I was originally going to just do Win2K at 10 GB, Solaris (and maybe FreeBSD later) on ~10 GB, and one Linux on ~8 GB, with a shared FAT32 partition for all at 750 MB. I partitioned using cfdisk (I know, fdisk is better but I needed to see what I was doing better), and went to install Windows first. It went fine into my first partition (but tagged it as bootable, of course) and this is my partition table now:
Code:
hda1 Primary NTFS 10503.69 MB
hda2 Primary Linux 8003 MB
hda3 Primary Linux 10001.95 MB
hda5 Logical Linux Swap 518.20 MB
hda6 Logical W95 FAT32 748.51 MB
---- Logical free space 822.53 MB
(NOTE: I didn't see a UFS or Solaris partition type, so I was stuck there, but hda3 was supposed to be for Solaris)
However, now I am wondering what I was planning on using that extra 822 MB leftover for. I obviously didn't write it all out prior to partitioning, just kinda went with it. But all is not lost, I can repartition the rest without screwing up my Windows install, and it is the crappiest part.
Questions:
1) Do I need to repartition to create a Solaris partition type, and if so, what label do I use?

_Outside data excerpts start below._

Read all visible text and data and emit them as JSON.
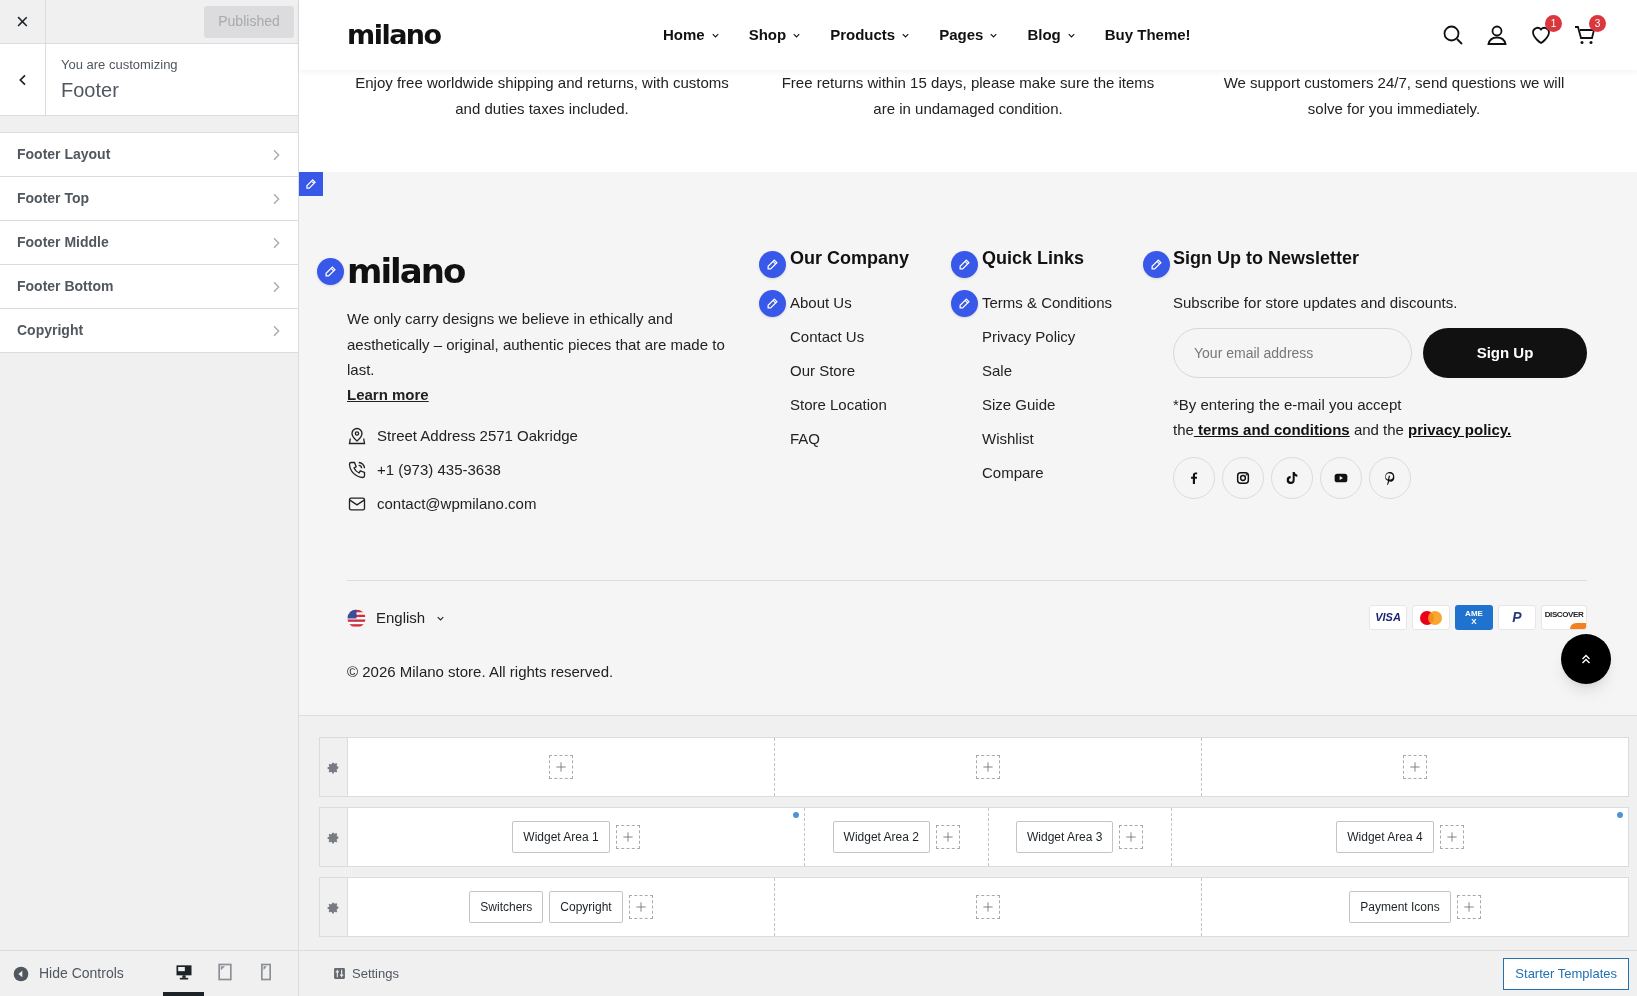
{
  "customizer": {
    "close": "×",
    "publish_button": {
      "label": "Published",
      "disabled": true
    },
    "subtitle": "You are customizing",
    "title": "Footer",
    "sections": [
      {
        "label": "Footer Layout"
      },
      {
        "label": "Footer Top"
      },
      {
        "label": "Footer Middle"
      },
      {
        "label": "Footer Bottom"
      },
      {
        "label": "Copyright"
      }
    ],
    "hide_controls": "Hide Controls",
    "devices": [
      {
        "kind": "desktop",
        "selected": true
      },
      {
        "kind": "tablet",
        "selected": false
      },
      {
        "kind": "mobile",
        "selected": false
      }
    ]
  },
  "site": {
    "header": {
      "logo": "milano",
      "nav": [
        {
          "label": "Home",
          "dropdown": true
        },
        {
          "label": "Shop",
          "dropdown": true
        },
        {
          "label": "Products",
          "dropdown": true
        },
        {
          "label": "Pages",
          "dropdown": true
        },
        {
          "label": "Blog",
          "dropdown": true
        },
        {
          "label": "Buy Theme!",
          "dropdown": false
        }
      ],
      "wishlist_count": "1",
      "cart_count": "3"
    },
    "features": [
      [
        "Enjoy free worldwide shipping and returns, with customs",
        "and duties taxes included."
      ],
      [
        "Free returns within 15 days, please make sure the items",
        "are in undamaged condition."
      ],
      [
        "We support customers 24/7, send questions we will",
        "solve for you immediately."
      ]
    ],
    "footer": {
      "logo": "milano",
      "about": "We only carry designs we believe in ethically and aesthetically – original, authentic pieces that are made to last.",
      "learn_more": "Learn more",
      "contacts": [
        {
          "kind": "address",
          "text": "Street Address 2571 Oakridge"
        },
        {
          "kind": "phone",
          "text": "+1 (973) 435-3638"
        },
        {
          "kind": "email",
          "text": "contact@wpmilano.com"
        }
      ],
      "columns": [
        {
          "heading": "Our Company",
          "links": [
            {
              "label": "About Us",
              "edit_shortcut": true
            },
            {
              "label": "Contact Us",
              "edit_shortcut": false
            },
            {
              "label": "Our Store",
              "edit_shortcut": false
            },
            {
              "label": "Store Location",
              "edit_shortcut": false
            },
            {
              "label": "FAQ",
              "edit_shortcut": false
            }
          ]
        },
        {
          "heading": "Quick Links",
          "links": [
            {
              "label": "Terms & Conditions",
              "edit_shortcut": true
            },
            {
              "label": "Privacy Policy",
              "edit_shortcut": false
            },
            {
              "label": "Sale",
              "edit_shortcut": false
            },
            {
              "label": "Size Guide",
              "edit_shortcut": false
            },
            {
              "label": "Wishlist",
              "edit_shortcut": false
            },
            {
              "label": "Compare",
              "edit_shortcut": false
            }
          ]
        }
      ],
      "newsletter": {
        "heading": "Sign Up to Newsletter",
        "text": "Subscribe for store updates and discounts.",
        "placeholder": "Your email address",
        "button": "Sign Up",
        "note_parts": [
          {
            "kind": "text",
            "text": "*By entering the e-mail you accept the"
          },
          {
            "kind": "link",
            "text": " terms and conditions"
          },
          {
            "kind": "text",
            "text": " and the "
          },
          {
            "kind": "link",
            "text": "privacy policy."
          }
        ]
      },
      "socials": [
        {
          "kind": "facebook"
        },
        {
          "kind": "instagram"
        },
        {
          "kind": "tiktok"
        },
        {
          "kind": "youtube"
        },
        {
          "kind": "pinterest"
        }
      ],
      "language": "English",
      "copyright": "© 2026 Milano store. All rights reserved.",
      "payments": [
        {
          "kind": "visa",
          "label": "VISA"
        },
        {
          "kind": "mastercard"
        },
        {
          "kind": "amex",
          "label": "AMEX"
        },
        {
          "kind": "paypal",
          "label": "P"
        },
        {
          "kind": "discover",
          "label": "DISCOVER"
        }
      ]
    }
  },
  "builder": {
    "rows": [
      {
        "zones": [
          {
            "marker": false
          },
          {
            "marker": false
          },
          {
            "marker": false
          }
        ]
      },
      {
        "zones": [
          {
            "items": [
              "Widget Area 1"
            ],
            "marker": true
          },
          {
            "items": [
              "Widget Area 2"
            ],
            "marker": false
          },
          {
            "items": [
              "Widget Area 3"
            ],
            "marker": false
          },
          {
            "items": [
              "Widget Area 4"
            ],
            "marker": true
          }
        ]
      },
      {
        "zones": [
          {
            "items": [
              "Switchers",
              "Copyright"
            ],
            "marker": false
          },
          {
            "marker": false
          },
          {
            "items": [
              "Payment Icons"
            ],
            "marker": false
          }
        ]
      }
    ],
    "settings": "Settings",
    "starter_templates": "Starter Templates"
  }
}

2) Can I put two Linuxes on here and have them share the swap still? I read that you can only have four partitions (primary) per drive, so could I change my size allocation and do something like a fourth Primary Linux partition and do maybe 8 GB for Solaris or BSD, then two 5 GB ones for Debian and Slack, with the same existing swap?
3) Any other advice or flaws that you see here so far?